RMSE for NMF-based predictions: 3.729573183874525


# Below are the results from the previous week's assignment using cosine similarity in the collaborative method. 

As we can see the RMSE for the same sample data created, the RMSE for NMF above is almost 4 times high as the similarity based method. 

Cosine Similarity RMSE: 1.0263081874204125

![Results from week 3 cossine similarirty results](./similarity_comparisons.png)

NMF and cosine similarity differ in their RMSE performance due to a few key reasons:

- Handling Sparse Data: NMF struggles with the sparse matrices common in user item data, as it tries to approximate all entries, which can lead to higher errors.
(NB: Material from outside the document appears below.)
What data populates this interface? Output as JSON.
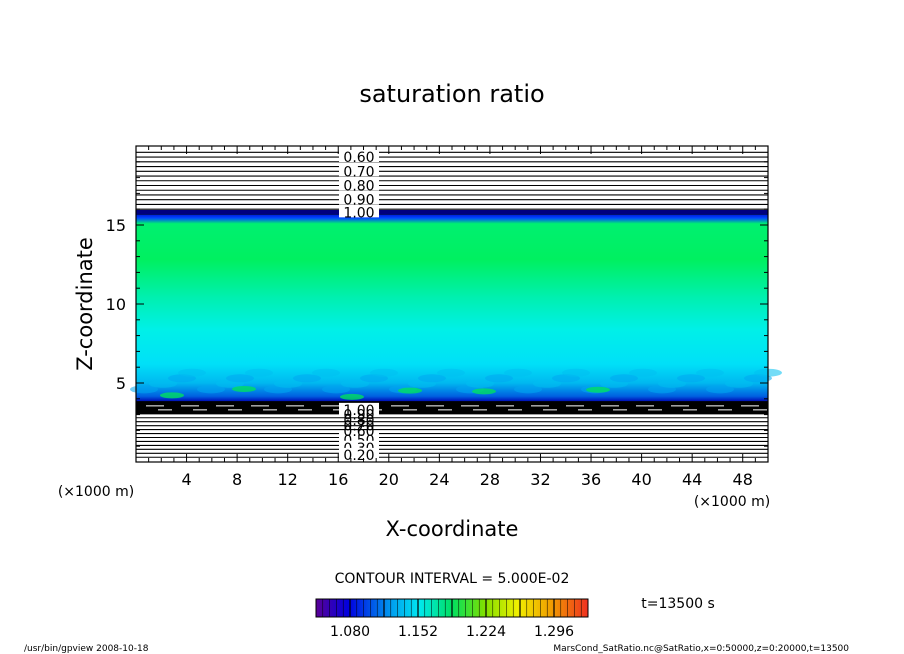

In contrast, cosine similarity focuses only on overlapping entries between vectors, making it more effective for sparse datasets.

- Sensitivity to Data Scale: NMF's performance is sensitive to the scale of the input data, which can affect the approximation error. On the other hand, cosine similarity is scale invariant since it measures the angle between vectors, making it robust to variations in user rating scales.

- Model Complexity and Overfitting: NMF has a higher risk of overfitting due to its complexity, especially when there are many items relative to users. Cosine similarity, being simpler and more interpretable, is less prone to overfitting.